Properties of complex materials are often determined by the interplay of several electron properties. TU Wien (Vienna) has now succeeded in disentangling this mess.
Only at extremely low temperatures does order prevail. At the Vienna University of Technology, materials are cooled to almost absolute zero, so that electrons, which otherwise occupy different states quite randomly, show certain regularities. But even the behaviour of such extremely cold electrons is difficult to understand, on the one hand because the electrons strongly influence each other and cannot be described separately, and on the other hand because different electron characteristics play a role at the same time. However, the understanding is now made easier by experiments at the TU Vienna: It was possible to influence different characteristics of the electrons separately from each other. Closely interwoven quantum phenomena can thus be understood individually. The results have now been published in the journal PNAS.
Chess pieces and electrons
Imagine we have a big bag of chess pieces that you place on a chess board one after the other until it is full. There are different ways to create ordered patterns: For example, you can always place a white and a black piece alternately. You can also ignore the colors and alternately place a knight and a rook, or think up more complicated order patterns that combine color and figure type.
It is similar with electrons in a solid: As in a chessboard, there are regularly arranged places where electrons can sit. And like chess pieces, electrons have different properties that can be used to create order.
"The simplest property of the electrons is their charge - it is responsible for the flow of electric current. However, the charge is the same for all electrons," says Prof. Silke Bühler-Paschen from the Institute of Solid State Physics at the TU Vienna. "Things become more interesting if we also consider the electron spin. For the spin, there are always two different possibilities. Its magnetic properties are determined by the regular arrangement of electron spins in a solid body".

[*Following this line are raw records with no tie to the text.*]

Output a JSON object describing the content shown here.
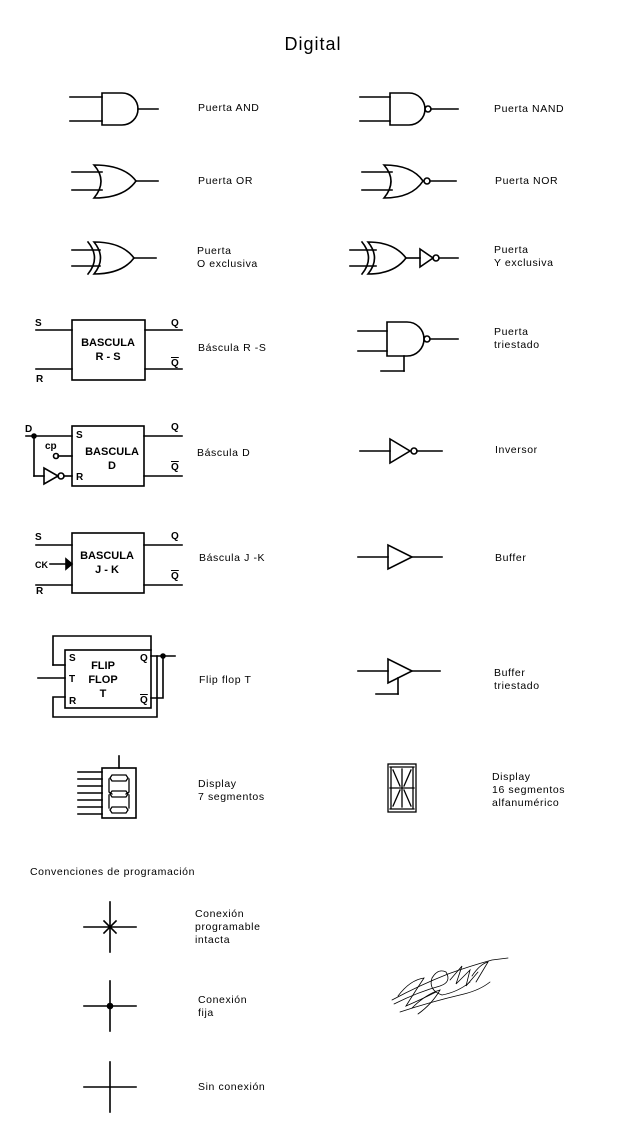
{
  "title": "Digital",
  "symbols": {
    "and": [
      "Puerta AND"
    ],
    "nand": [
      "Puerta NAND"
    ],
    "or": [
      "Puerta OR"
    ],
    "nor": [
      "Puerta  NOR"
    ],
    "xor": [
      "Puerta",
      "O exclusiva"
    ],
    "xnor": [
      "Puerta",
      "Y exclusiva"
    ],
    "rs": [
      "Báscula  R -S"
    ],
    "tristate_gate": [
      "Puerta",
      "triestado"
    ],
    "d": [
      "Báscula  D"
    ],
    "inverter": [
      "Inversor"
    ],
    "jk": [
      "Báscula  J -K"
    ],
    "buffer": [
      "Buffer"
    ],
    "flipflop_t": [
      "Flip flop  T"
    ],
    "buffer_tristate": [
      "Buffer",
      "triestado"
    ],
    "display7": [
      "Display",
      "7 segmentos"
    ],
    "display16": [
      "Display",
      "16 segmentos",
      "alfanumérico"
    ]
  },
  "block_text": {
    "rs": [
      "BASCULA",
      "R - S"
    ],
    "d": [
      "BASCULA",
      "D"
    ],
    "jk": [
      "BASCULA",
      "J - K"
    ],
    "ft": [
      "FLIP",
      "FLOP",
      "T"
    ]
  },
  "pins": {
    "S": "S",
    "R": "R",
    "Q": "Q",
    "Qn": "Q",
    "D": "D",
    "cp": "cp",
    "CK": "CK",
    "T": "T"
  },
  "conventions": {
    "heading": "Convenciones de programación",
    "intact": [
      "Conexión",
      "programable",
      "intacta"
    ],
    "fixed": [
      "Conexión",
      "fija"
    ],
    "none": [
      "Sin conexión"
    ]
  }
}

Where is the electron located? The orbital degree of freedom
However, for localized electrons there is another property, another degree of freedom, which plays an important role: The orbital degree of freedom. If an electron is bound to a certain atom, different spatial arrangements are possible. Quantum physics allows for different geometric relationships between electron and atom - and this also allows for ordered structures in the solid, for example when many identical atoms are arranged in a crystal, and each has an electron that is in the same orbital state.
"We investigated a material made of palladium, silicon and cerium," says Silke Bühler-Paschen. "We focus on the electrons located at the cerium atom and on the conduction electrons, which can move freely through the crystal.” With the help of conduction electrons, it is possible to influence the order of the electrons at the cerium atom - both their spin degree of freedom and their orbital degree of freedom. "This is done by shielding," explains Bühler-Paschen. "The conduction electrons can virtually hide both the spin and the orbital state of the fixed electrons, which is called the Kondo effect. This means that order is no longer possible." As has now been shown, the order of these two degrees of freedom can be switched on and off separately at very low temperatures - with the help of tiny magnetic field changes.
"The fact that order in quantum systems collapses or reappears in certain situations is not new," says Silke Bühler-Paschen. "But here we have a system in which the order can be switched on and off individually in relation to two different degrees of freedom that are closely interwoven at high temperatures - and that is quite remarkable.”
This possibility could now help to uncover particularly interesting properties of complex materials. "There are reasons to assume that the orbital degree of freedom also plays an important role in the phenomenon of unconventional superconductivity," says Silke Bühler-Paschen. "We now have a new instrument at our disposal to better understand such technologically important effects."